IN33A-1793
Using an Integrated Naive Bayes Calssifier for Crawling Relevent Data on the Web

Wednesday, 16 December 2015
Poster Hall (Moscone South)
Asitang Mihsra, NASA Jet Propulsion Laboratory, Pasadena, CA, United States
Abstract:
In our experiments (at JPL, NASA) for DARPA Memex project, we wanted to crawl a large amount of data for various domains. A big challenge was data relevancy in the crawled data. More than 50% of the data was irrelevant to the domain at hand. One immediate solution was to use good seeds (seeds are the initial urls from where the program starts to crawl) and make sure that the crawl remains into the original host urls. This although a very efficient technique, fails under two conditions. One when you aim to reach deeper into the web; into new hosts (not in the seed list) and two when the website hosts myriad content types eg. a News website.

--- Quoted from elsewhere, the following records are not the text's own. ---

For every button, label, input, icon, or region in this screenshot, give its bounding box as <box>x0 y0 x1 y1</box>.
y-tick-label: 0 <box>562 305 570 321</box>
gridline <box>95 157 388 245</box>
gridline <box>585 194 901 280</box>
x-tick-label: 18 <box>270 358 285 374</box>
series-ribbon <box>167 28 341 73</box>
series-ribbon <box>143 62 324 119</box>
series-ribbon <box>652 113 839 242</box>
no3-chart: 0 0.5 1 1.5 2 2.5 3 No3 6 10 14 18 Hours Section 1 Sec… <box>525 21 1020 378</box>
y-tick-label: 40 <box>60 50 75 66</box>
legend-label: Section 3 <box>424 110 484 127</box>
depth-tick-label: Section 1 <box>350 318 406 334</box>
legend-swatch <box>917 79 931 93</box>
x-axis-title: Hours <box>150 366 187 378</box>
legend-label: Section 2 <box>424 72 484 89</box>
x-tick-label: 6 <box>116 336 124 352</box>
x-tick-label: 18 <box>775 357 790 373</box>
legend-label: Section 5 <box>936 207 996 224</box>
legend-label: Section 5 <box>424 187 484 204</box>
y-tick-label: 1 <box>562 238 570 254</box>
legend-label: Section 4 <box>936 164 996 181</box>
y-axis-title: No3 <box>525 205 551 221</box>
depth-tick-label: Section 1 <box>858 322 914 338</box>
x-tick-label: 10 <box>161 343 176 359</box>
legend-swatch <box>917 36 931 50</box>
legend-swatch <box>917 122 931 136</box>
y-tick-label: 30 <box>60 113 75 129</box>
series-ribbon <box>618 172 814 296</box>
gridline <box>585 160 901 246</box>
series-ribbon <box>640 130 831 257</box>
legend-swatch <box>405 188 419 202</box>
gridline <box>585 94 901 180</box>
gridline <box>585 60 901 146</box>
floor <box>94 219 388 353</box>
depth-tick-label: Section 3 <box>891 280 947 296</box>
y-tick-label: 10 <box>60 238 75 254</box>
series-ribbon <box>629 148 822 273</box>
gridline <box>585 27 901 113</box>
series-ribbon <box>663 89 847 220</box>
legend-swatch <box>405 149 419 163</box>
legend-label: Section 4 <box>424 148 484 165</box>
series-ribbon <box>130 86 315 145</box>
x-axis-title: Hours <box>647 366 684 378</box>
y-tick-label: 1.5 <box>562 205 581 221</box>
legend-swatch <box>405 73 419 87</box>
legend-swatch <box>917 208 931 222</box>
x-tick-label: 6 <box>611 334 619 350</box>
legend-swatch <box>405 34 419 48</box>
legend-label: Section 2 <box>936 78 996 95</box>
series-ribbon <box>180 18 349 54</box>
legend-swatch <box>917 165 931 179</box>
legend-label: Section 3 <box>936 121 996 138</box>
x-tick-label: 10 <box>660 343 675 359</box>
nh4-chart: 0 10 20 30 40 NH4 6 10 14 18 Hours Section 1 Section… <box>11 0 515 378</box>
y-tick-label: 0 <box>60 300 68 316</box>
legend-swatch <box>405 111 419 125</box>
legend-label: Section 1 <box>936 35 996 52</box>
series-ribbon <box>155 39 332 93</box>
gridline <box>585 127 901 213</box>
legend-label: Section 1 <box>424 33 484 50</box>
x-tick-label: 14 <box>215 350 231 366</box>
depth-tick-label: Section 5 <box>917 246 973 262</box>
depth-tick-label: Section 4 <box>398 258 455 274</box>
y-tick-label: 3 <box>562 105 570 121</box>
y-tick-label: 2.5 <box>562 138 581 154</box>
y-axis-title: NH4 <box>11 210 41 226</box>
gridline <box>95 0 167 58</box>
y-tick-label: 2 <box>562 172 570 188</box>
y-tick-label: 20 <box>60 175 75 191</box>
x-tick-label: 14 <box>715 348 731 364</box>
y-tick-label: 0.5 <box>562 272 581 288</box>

The relevancy calculation used to be a post processing step i.e. once we had finished crawling, we trained a NaiveBayes Classifier and used it to find a rough relevancy of the web pages that we had. Integrating the relevancy into the crawling rather than after it was very important because crawling takes resources and time. To save both we needed to get an idea of relevancy of the whole crawl during run time and be able to steer its course accordingly. We use Apache Nutch as the crawler, which uses a plugin system to incorporate any new implementations and hence we built a plugin for Nutch.

The Naive Bayes Parse Plugin works in the following way. It parses every page and decides, using a trained model (which is built in situ only once using the positive and negative examples given by the user in a very simple format), if it is relevant; If true, then it allows all the outlinks from that page to go to the next round of crawling; If not, then it gives the urls a second chance to prove themselves by checking some commonly expected words in the url relevant to that domain. This two tier system is very intuitive and efficient in focusing the crawl. In our initial test experiments over 100 seed urls, the results were astonishingly good with a recall of 98%.

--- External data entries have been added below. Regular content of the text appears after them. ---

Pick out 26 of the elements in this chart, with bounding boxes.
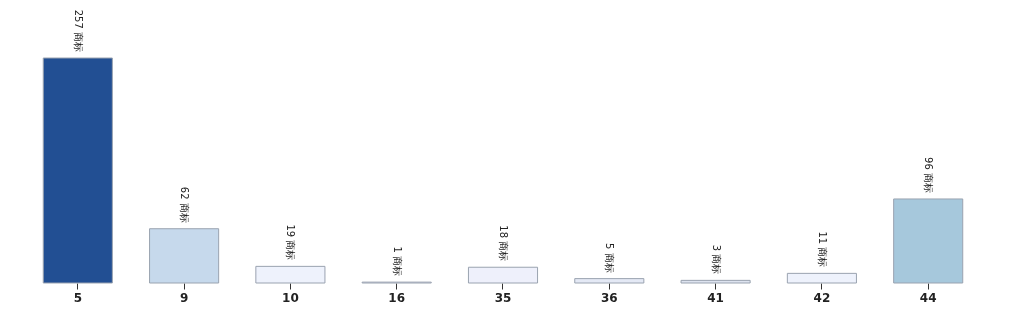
data-label: 18 商标 — [498, 225, 509, 262]
x-tick-label: 9 — [179, 290, 189, 305]
data-label: 3 商标 — [710, 244, 722, 275]
x-tick-label: 35 — [494, 290, 512, 305]
data-label: 257 商标 — [72, 9, 84, 52]
x-tick-label: 16 — [388, 290, 406, 305]
data-label: 96 商标 — [923, 157, 935, 193]
x-tick-label: 42 — [813, 290, 831, 305]
data-label: 11 商标 — [816, 231, 828, 268]
x-tick-label: 36 — [600, 290, 618, 305]
data-label: 5 商标 — [604, 243, 616, 273]
x-tick-label: 5 — [73, 290, 82, 305]
bar — [574, 278, 645, 284]
bar — [149, 228, 220, 284]
data-label: 19 商标 — [285, 224, 297, 261]
bar — [786, 272, 857, 284]
bar — [893, 198, 964, 284]
x-tick-label: 10 — [282, 290, 299, 305]
x-tick-label: 44 — [919, 290, 937, 305]
bar — [680, 279, 751, 284]
data-label: 1 商标 — [391, 246, 403, 277]
bar — [42, 57, 113, 284]
bar — [255, 265, 326, 284]
x-tick-label: 41 — [707, 290, 724, 305]
data-label: 62 商标 — [179, 186, 191, 223]
bar — [467, 266, 539, 284]
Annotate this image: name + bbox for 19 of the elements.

The same technique can be applied to geo-informatics. This will help scientists gather data that is relevant to their specific domain. As a proof of concept we also crawled nsidc.org and some similar websites and were very efficiently able to keep the crawler from going into the hub websites like Yahoo, commercial/advertising portals and irrelevant content pages.

It is a strong start towards focused crawling using Nutch, one of the most scalable and ever evolving crawler available today.